Çocuk bu kez daha çok şok olur ve koşa koşa babasına gelir ve çok şaşırmış olarak babasına:

- Baba, değerli taşlar dükkanındaki  adam bu taşı 200.000 dolara almak istiyor.

Babası oğluna döner ve şöyle der:

- Oğlum, hayatın değerini anladın mı, şimdi anladın mı?” Hikaye bu dersle bitiyor. 

Bizim değerlerimize göre hayat Allah’ın verdiği büyük bir nimettir. İnsan, paha biçilmez bir değer. Bu değeri ancak değer bilenler anlıyor. Allah’ın nimeti bilenler…

İnsan, insana emanet edilmiştir. Bizim değerlerimize göre emaneti korumak büyük bir görevdir, emaneti verene şükürdür. Sahibine hürmettir.

Çok acı ve yakıcı bir yangın yaşadık ve 79 canımızı kaybettik. Kimden ve hangi düşünce veya hangi siyasi görüşten olursa olsun giden her can bizden biridir. Ülkemizin önemli bir parçası. Ailemizden biri. Biz böyle kabul ediyoruz.

Bizler böyle düşünürken bazı kesimler yine yangından rant çıkarma peşine düştüler. Onlarla aynı dili ve duyguyu paylaşmadığımıza bir kez daha şahit olduk.

Çok ayrıştırdılar, çok ötekileştirdiler ve ötekileştirildik. Bu kesimler, bu kadar da olmaz denecek acımasız ve insafsız tavır içindeler maalesef. Siz bunları, kimlerle iş tuttuklarından, değerlerimize saldırılarından tanıyorsunuz.

Şu görüntü hiç iç açıdı değil. Çok kırıyor, çok kırılıyor ve hiç bir şey olmamış gibi de sorumsuz yaşıyoruz. Birimiz, diğerimizin gözünde beş para etmiyoruz. Oysa ölüm bu dünyanın tek hakikatidir. Tek birleştireni olması gerekmez mi?

Ya, bizler ne hallere geldik!

Yanan otelde cenazeler morglara taşınırken hemen yanı başındaki otelde bazı tatilcilerin o esnada kayak yaptığı görüntüler ekranlara düşüyor. Kendi kendime, insanlık bitmiş diye söyleniyorum. Maalesef böyle.

Eğlence görüntüleri bize değerlerimizdeki yangının görünenden çok daha büyük olduğunu söylüyor. Her geçen gün içten içe yanıyoruz. Farkında mısınız? İnsanlığımızı ve merhametimizi kaybediyoruz.

Değerlerimizi ve bizi ayakta tutan ne varsa çürümeye devam ediyor. Biz bu değildik ya…

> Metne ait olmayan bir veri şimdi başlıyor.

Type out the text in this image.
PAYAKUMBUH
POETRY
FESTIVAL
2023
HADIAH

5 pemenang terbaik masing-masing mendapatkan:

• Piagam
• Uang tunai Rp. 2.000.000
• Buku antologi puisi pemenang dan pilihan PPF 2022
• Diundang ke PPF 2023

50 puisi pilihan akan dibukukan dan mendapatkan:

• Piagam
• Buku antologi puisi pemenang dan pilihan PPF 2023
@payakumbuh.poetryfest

Evet.. Bu boğucu, kayıtsız ve kahredici tablodan bir gün kurtulacağız. İçimizdeki öldürücü yangın sönecektir. Yiğit düştüğü yerden mutlaka bir gün kalkacaktır.

Peki bu nasıl olacak?

Rahmetli Erbakan hocamızın ifadesiyle, “önce ahlak ve maneviyatla” düzeleceğiz inşallah. Çünkü hiç bir hal kalıcı değildir. İnancımız bize, iyilik çoğunluğu sağlayacaktır diyor.

Bir vurgun yedik, doluya tutulduk. Mevsim değişmek üzere. Gün bahara dönmek üzere. Gün gelecek ışıl ışıl bir gün doğacak. Ben buna inanıyorum.